I'm used to finding intelligence everywhere, winding through every part of every offshoot. But there was nothing to grab onto in the mindless biomass of this world: just conduits, carrying orders and input. I took communion, when it wasn't offered; the skins I chose struggled and succumbed; my fibrils infiltrated the wet electricity of organic systems everywhere. I saw through eyes that weren't yet quite mine, commandeered motor nerves to move limbs still built of alien protein. I wore these skins as I've worn countless others, took the controls and left the assimilation of individual cells to follow at its own pace.

This is Watts writing from the mind, or hivemind, or Grand Collective Consciousness, or whatever, of Carpenter's The Thing, and there is a great deal of this in the fifteen page story. I acknowledge that this passage may not actually seem bad to you, and I would agree that objectively, it probably isn't. "The Things" is by no means badly written. Or even, within the, by definition, rather unimaginative sub-sub-subgenre "The Things" (and Shepard's story) is a part of, actually unimaginative (relatively speaking). But it is a story I don't care about.

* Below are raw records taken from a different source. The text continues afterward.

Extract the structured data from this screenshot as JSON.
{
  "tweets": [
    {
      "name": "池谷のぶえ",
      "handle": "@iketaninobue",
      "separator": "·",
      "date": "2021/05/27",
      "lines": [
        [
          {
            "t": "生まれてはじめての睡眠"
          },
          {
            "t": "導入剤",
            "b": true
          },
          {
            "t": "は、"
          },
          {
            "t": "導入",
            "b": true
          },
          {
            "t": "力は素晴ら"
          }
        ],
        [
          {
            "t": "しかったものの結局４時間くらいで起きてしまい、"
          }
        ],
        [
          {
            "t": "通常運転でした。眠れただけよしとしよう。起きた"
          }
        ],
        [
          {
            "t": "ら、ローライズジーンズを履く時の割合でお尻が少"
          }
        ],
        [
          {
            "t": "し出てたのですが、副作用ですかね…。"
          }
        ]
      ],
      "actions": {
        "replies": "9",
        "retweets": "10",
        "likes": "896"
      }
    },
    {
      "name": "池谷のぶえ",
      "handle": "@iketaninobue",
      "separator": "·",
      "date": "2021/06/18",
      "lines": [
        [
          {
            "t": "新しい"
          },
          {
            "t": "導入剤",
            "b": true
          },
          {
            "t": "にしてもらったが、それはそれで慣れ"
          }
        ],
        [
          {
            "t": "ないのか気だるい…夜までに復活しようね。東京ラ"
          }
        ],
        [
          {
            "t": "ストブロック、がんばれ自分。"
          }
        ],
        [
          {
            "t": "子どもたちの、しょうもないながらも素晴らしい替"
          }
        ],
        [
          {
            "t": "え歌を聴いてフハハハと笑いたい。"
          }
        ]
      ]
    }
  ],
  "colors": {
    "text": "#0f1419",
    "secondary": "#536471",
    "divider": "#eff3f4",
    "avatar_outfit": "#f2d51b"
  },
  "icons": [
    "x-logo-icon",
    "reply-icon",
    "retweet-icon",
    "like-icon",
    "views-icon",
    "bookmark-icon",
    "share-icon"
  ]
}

The approach Watts takes to the film's action will no doubt interest a lot of people, and I gather already has. First off, Watts makes clear right from the opening where he stands on the whole "Has Childs been taken over by the end?" question when he writes: "I am being Childs. I am guarding the main enterance." This question, by the way, seems to have been answered to the satisfaction of almost everybody, since nowadays ambiguity is not a possible end to itself, but an enemy that must be defeated. But from Watts' point of view, and for the sake of his story, he really couldn't go any other way. But is it necessary to make it clear that Copper, the doctor who gets his arms bitten off by the guy's chestmouth, was also assimilated at one point? Doesn't that sort of mess with the suspense? Does that matter, this being a retelling of a film Watts' readers will know very well? The whole idea seems to be to simply contrast how this alien being exists, and how we exist. Its life compared to our lives. And while the alien clearly thinks its brand of Biological Space Communism is the way to go, Watts, by the end, just as clearly thinks human beings are pretty nifty. But sort of doomed, as Watts' pseudo-shocking last line conveys.

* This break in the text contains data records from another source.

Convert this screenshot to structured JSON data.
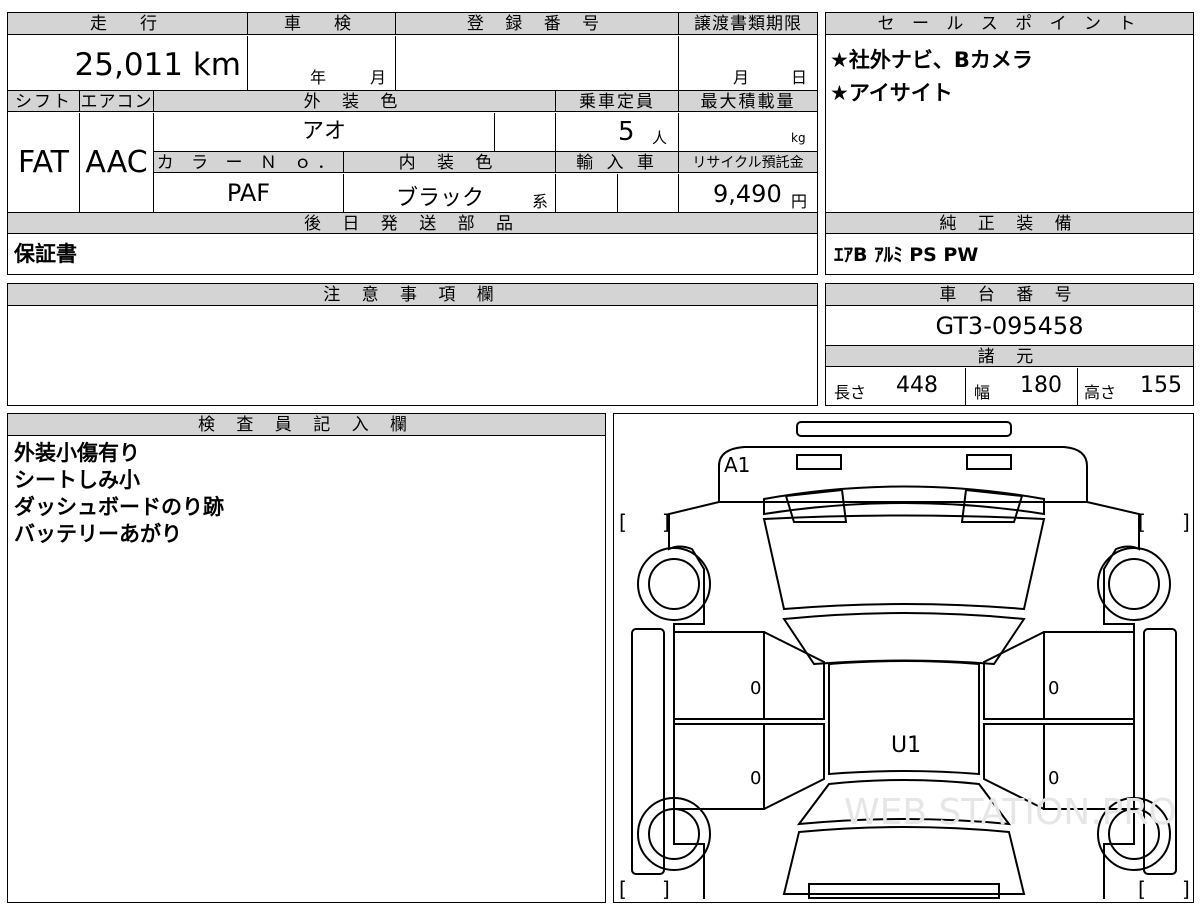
{
  "headers": {
    "mileage": "走　行",
    "inspection": "車　検",
    "registration": "登 録 番 号",
    "transfer_deadline": "譲渡書類期限",
    "shift": "シフト",
    "aircon": "エアコン",
    "exterior_color": "外 装 色",
    "capacity": "乗車定員",
    "max_load": "最大積載量",
    "color_no": "カ ラ ー Ｎ ｏ．",
    "interior_color": "内 装 色",
    "import_car": "輸 入 車",
    "recycle_fee": "リサイクル預託金",
    "later_parts": "後 日 発 送 部 品",
    "sales_points": "セ ー ル ス ポ イ ン ト",
    "genuine_equipment": "純 正 装 備",
    "notes": "注 意 事 項 欄",
    "chassis_no": "車 台 番 号",
    "specs": "諸 元",
    "inspector_notes": "検 査 員 記 入 欄"
  },
  "values": {
    "mileage": "25,011 km",
    "inspection_year_label": "年",
    "inspection_month_label": "月",
    "transfer_month_label": "月",
    "transfer_day_label": "日",
    "shift": "FAT",
    "aircon": "AAC",
    "exterior_color": "アオ",
    "capacity_number": "5",
    "capacity_unit": "人",
    "max_load_unit": "kg",
    "color_no": "PAF",
    "interior_color": "ブラック",
    "interior_suffix": "系",
    "recycle_fee_number": "9,490",
    "recycle_fee_unit": "円",
    "later_parts": "保証書",
    "sales_point_1": "★社外ナビ、Bカメラ",
    "sales_point_2": "★アイサイト",
    "genuine_equipment": "ｴｱB ｱﾙﾐ PS PW",
    "chassis_no": "GT3-095458",
    "length_label": "長さ",
    "length_value": "448",
    "width_label": "幅",
    "width_value": "180",
    "height_label": "高さ",
    "height_value": "155"
  },
  "inspector_lines": [
    "外装小傷有り",
    "シートしみ小",
    "ダッシュボードのり跡",
    "バッテリーあがり"
  ],
  "diagram": {
    "mark_a1": "A1",
    "mark_u1": "U1",
    "zero_mark": "0",
    "bracket_open": "[",
    "bracket_close": "]",
    "watermark": "WEB STATION.PRO"
  }
}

I just don't like what Watts is doing with this material, and worse, I can't make it matter. I love Carpenter's film, and it's such a well-made piece of work that even Watts' obvious skill can't dint or alter it. No, I think as I read Watts' claim that basically everybody but MacReady has been assimiliated before they ever sit down for the blood test, that doesn't happen in The Thing. It will not color my thinking of the Carpenter film. You flew hard, but you bounced off.

1 comment:

Anonymous said...

Fine, smart reviews, as always. The Watts story sounds like "professionally" penned fan-fiction to me, a genre whose entire existence would cause me to ask "Why?" if I cared enough about it. But I don't.